The early years of electronic engineering
Electronic calculators appeared between the two world wars. Though there was some interest in electronic calculation, the main reason for which electronic calculators appeared was balistic calculations. As a matter of fact, each balistic weapon had its own, hand calculated, table of trajectories. Calculating one table took a considerable amount of time. Electronic calculators partially solved this problem, till computers arrived. They were the next generation of electronic calculators: they executed a sequence of instructions called program(or software nowadays). In the 1940s, computers had very limited abilities and could only execute a very short program. But they were revolutionar. They could compute a table of square roots, solve complex equations, etc.
OXO: The oldest graphical computer game was played on the EDSAC, which was the world’s first stored-program computer to operate a regular computing service. Designed and built at Cambridge University,England, the EDSAC performed its first calculation on 6th May 1949.
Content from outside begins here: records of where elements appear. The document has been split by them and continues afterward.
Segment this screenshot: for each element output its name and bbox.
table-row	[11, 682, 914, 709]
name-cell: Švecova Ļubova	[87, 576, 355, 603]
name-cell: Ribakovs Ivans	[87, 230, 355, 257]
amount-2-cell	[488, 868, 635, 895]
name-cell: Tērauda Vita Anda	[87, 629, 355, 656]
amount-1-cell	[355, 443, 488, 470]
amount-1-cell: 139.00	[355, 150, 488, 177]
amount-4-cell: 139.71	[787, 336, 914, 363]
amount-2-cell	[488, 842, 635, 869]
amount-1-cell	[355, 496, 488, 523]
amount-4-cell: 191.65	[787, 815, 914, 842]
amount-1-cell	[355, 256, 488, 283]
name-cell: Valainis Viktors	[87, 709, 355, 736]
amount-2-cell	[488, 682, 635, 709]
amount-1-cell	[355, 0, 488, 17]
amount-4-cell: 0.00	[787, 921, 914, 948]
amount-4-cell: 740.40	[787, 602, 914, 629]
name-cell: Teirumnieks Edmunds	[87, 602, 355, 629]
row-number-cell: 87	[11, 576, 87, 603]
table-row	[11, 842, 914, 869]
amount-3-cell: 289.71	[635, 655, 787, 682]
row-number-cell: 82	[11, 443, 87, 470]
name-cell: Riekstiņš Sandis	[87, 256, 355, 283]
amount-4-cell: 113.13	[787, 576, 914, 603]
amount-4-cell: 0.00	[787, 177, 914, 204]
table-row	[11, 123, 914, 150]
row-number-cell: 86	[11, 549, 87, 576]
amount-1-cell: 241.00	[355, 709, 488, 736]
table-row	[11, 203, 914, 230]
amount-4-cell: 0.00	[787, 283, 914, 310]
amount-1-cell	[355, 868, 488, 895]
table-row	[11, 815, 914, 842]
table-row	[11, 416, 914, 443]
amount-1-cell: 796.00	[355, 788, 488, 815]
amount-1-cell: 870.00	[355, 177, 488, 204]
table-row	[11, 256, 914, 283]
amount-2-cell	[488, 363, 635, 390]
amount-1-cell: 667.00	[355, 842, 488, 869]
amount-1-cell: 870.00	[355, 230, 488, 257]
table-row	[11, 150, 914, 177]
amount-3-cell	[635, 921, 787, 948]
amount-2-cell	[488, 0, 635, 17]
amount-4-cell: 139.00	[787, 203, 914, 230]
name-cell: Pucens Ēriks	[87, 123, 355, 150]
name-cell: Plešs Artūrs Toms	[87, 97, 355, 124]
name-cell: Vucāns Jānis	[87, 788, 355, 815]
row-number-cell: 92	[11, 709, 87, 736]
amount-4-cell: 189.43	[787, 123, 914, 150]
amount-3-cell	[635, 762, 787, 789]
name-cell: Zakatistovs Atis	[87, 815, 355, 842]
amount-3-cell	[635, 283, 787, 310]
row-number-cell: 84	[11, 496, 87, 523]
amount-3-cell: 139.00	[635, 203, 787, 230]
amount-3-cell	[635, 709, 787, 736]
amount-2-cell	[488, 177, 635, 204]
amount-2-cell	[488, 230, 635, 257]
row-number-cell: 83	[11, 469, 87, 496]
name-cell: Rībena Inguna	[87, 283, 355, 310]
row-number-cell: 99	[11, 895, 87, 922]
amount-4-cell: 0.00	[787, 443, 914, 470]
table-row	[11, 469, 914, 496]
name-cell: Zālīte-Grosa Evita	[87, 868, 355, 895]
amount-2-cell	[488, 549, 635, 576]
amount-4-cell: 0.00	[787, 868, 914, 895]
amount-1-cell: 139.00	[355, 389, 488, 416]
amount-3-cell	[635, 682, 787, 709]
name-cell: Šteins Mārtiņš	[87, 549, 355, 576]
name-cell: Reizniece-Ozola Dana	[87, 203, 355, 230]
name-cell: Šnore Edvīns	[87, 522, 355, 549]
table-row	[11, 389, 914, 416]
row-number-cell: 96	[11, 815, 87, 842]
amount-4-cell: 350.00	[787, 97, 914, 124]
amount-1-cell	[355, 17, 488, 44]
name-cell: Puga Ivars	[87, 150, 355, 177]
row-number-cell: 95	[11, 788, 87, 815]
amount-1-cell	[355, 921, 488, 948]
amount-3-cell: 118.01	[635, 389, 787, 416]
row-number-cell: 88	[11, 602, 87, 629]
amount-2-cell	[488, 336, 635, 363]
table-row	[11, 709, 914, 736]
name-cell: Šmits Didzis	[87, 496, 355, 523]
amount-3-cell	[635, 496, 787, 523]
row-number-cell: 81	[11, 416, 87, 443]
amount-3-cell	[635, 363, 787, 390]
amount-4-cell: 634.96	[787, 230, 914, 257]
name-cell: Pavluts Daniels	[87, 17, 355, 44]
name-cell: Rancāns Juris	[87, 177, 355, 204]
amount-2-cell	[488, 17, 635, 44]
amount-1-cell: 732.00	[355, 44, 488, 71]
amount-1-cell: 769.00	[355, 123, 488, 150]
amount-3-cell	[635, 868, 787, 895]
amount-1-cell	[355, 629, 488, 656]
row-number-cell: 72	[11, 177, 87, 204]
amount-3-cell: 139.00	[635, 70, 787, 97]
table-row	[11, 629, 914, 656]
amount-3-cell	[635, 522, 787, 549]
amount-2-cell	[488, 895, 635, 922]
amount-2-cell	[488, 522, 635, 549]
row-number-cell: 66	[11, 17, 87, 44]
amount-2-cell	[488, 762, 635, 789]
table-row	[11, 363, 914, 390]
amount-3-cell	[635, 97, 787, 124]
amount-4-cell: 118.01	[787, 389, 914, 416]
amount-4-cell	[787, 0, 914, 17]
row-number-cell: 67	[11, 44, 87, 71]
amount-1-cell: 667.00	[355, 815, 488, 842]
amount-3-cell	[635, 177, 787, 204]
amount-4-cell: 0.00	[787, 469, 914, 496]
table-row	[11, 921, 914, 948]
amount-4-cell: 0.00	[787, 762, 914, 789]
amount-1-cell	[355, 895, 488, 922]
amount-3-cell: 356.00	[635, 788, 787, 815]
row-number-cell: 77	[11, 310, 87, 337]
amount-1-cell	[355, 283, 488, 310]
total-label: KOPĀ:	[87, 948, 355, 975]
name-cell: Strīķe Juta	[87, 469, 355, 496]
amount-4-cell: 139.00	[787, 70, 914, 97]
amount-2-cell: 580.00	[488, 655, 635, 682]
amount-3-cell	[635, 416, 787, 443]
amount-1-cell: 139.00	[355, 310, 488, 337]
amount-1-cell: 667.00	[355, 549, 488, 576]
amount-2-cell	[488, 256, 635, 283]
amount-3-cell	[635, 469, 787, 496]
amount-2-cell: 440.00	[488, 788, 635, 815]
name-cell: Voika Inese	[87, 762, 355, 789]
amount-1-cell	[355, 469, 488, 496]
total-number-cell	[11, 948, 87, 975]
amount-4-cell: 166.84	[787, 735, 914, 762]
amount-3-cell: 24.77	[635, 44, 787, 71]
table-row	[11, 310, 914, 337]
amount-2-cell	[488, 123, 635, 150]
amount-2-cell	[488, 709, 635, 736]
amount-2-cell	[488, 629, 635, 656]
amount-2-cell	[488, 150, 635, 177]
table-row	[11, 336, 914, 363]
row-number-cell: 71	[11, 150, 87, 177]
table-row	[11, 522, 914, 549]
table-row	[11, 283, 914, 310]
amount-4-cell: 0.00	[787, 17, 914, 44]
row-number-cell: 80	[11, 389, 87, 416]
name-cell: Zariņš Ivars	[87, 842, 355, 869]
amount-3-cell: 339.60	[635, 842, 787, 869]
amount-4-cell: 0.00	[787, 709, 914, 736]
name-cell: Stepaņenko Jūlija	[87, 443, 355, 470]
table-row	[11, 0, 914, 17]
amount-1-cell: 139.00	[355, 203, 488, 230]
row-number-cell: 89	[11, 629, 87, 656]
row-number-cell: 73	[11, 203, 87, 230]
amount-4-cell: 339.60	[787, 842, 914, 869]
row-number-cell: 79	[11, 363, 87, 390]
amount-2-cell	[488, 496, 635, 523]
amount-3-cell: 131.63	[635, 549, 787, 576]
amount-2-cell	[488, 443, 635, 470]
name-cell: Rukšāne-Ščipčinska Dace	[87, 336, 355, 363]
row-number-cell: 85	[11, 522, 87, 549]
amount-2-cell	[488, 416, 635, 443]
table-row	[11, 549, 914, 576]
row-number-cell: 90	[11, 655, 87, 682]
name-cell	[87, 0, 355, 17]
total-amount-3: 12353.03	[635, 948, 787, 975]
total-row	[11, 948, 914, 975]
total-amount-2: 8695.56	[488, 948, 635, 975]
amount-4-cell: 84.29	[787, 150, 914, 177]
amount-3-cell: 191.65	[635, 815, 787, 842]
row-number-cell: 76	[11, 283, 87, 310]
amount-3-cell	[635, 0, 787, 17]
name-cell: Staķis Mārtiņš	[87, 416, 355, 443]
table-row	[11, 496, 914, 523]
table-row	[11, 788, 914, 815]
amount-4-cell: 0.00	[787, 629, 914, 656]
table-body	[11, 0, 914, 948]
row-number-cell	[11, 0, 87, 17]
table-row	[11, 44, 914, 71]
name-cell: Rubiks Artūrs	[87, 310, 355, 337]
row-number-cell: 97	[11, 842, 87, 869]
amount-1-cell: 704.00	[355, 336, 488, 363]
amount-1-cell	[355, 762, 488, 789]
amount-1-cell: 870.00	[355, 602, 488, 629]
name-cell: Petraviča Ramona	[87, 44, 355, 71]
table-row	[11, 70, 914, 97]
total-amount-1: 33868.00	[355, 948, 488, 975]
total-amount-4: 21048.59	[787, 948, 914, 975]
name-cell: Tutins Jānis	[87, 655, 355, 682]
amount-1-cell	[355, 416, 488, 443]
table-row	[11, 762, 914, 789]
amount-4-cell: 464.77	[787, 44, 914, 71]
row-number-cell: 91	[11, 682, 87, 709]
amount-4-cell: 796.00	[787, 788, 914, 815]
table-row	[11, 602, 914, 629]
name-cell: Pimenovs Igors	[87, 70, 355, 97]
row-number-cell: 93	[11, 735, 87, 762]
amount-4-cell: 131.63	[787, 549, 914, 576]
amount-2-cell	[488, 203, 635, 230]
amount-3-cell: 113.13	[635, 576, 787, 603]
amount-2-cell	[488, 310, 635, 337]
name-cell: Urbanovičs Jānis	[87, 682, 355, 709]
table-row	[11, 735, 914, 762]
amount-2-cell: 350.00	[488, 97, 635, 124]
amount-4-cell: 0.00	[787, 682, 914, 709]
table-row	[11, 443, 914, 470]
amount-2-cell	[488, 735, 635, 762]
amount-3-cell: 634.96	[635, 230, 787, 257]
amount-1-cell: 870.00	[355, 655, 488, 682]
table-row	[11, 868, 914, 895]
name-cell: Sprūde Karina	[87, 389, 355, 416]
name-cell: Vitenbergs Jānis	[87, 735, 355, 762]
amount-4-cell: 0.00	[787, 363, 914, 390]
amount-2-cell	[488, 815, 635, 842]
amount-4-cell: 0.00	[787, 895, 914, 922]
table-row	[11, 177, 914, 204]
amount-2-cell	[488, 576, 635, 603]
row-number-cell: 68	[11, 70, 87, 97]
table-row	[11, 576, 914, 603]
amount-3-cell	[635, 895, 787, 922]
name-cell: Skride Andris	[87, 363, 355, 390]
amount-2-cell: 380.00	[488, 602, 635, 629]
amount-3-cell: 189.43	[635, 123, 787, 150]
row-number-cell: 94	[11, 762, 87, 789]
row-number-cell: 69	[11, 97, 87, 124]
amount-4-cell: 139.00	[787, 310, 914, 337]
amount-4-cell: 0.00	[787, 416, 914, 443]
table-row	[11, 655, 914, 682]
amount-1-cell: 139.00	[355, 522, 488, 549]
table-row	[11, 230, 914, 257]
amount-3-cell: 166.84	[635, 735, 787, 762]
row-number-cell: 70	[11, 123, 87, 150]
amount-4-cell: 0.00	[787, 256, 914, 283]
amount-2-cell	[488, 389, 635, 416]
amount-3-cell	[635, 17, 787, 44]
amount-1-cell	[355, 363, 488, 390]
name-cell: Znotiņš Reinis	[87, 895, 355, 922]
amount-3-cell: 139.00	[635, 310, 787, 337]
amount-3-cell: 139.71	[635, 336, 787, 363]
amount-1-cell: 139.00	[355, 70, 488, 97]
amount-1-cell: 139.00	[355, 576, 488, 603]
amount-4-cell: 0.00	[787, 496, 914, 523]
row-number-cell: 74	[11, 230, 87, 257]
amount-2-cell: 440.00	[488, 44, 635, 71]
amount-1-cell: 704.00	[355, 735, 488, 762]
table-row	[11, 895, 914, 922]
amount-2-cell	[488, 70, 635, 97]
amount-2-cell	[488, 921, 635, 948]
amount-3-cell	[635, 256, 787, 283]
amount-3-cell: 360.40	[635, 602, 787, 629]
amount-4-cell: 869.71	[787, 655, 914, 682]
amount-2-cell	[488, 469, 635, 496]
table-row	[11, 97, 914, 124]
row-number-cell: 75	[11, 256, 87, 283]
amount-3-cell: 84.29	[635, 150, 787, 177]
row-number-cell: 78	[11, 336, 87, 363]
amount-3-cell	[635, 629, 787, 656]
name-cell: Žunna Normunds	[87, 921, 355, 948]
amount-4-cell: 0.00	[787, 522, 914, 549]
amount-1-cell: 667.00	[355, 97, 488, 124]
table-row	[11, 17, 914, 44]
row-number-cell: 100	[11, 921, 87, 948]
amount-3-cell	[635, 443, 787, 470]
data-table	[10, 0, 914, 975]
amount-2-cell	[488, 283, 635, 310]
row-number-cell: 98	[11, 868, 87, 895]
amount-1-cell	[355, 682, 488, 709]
Tennis for two: The world’s first video game, was run by an analog computer hooked up to an oscilloscope as early as 1958. Back then, analog computers were used to work out all kinds of mechanical problems. They didn’t have the accuracy of digital computers, which were very crude at the time, but then you didn’t need a great deal of precision to play TV games.
Spacewar! is one of the earliest known digital computer games conceived in 1961 and completed in 1962. “…The hyperspace feature could be used as a last-ditch means to evade enemy missiles, but the reentry from hyperspace would occur at a random location and there was an increasing probability of the ship exploding with each use….”
Hackers - Heroes of the Computer Revolution. This book was published in 1984 by Steven Levy. He describes the people, the machines, and the events that defined the Hacker Culture, from the early mainframe hackers at MIT, to the self-made hardware hackers and game hackers. It also describes the Hacker Ethic:Access to computers should be unlimited and total.
Always yield to the Hands-On Imperative.
All information should be free.
Mistrust authority–promote decentralization.
Hackers should be judged by their hacking.
You can create art and beauty on a computer.
Computers can change your life for the better.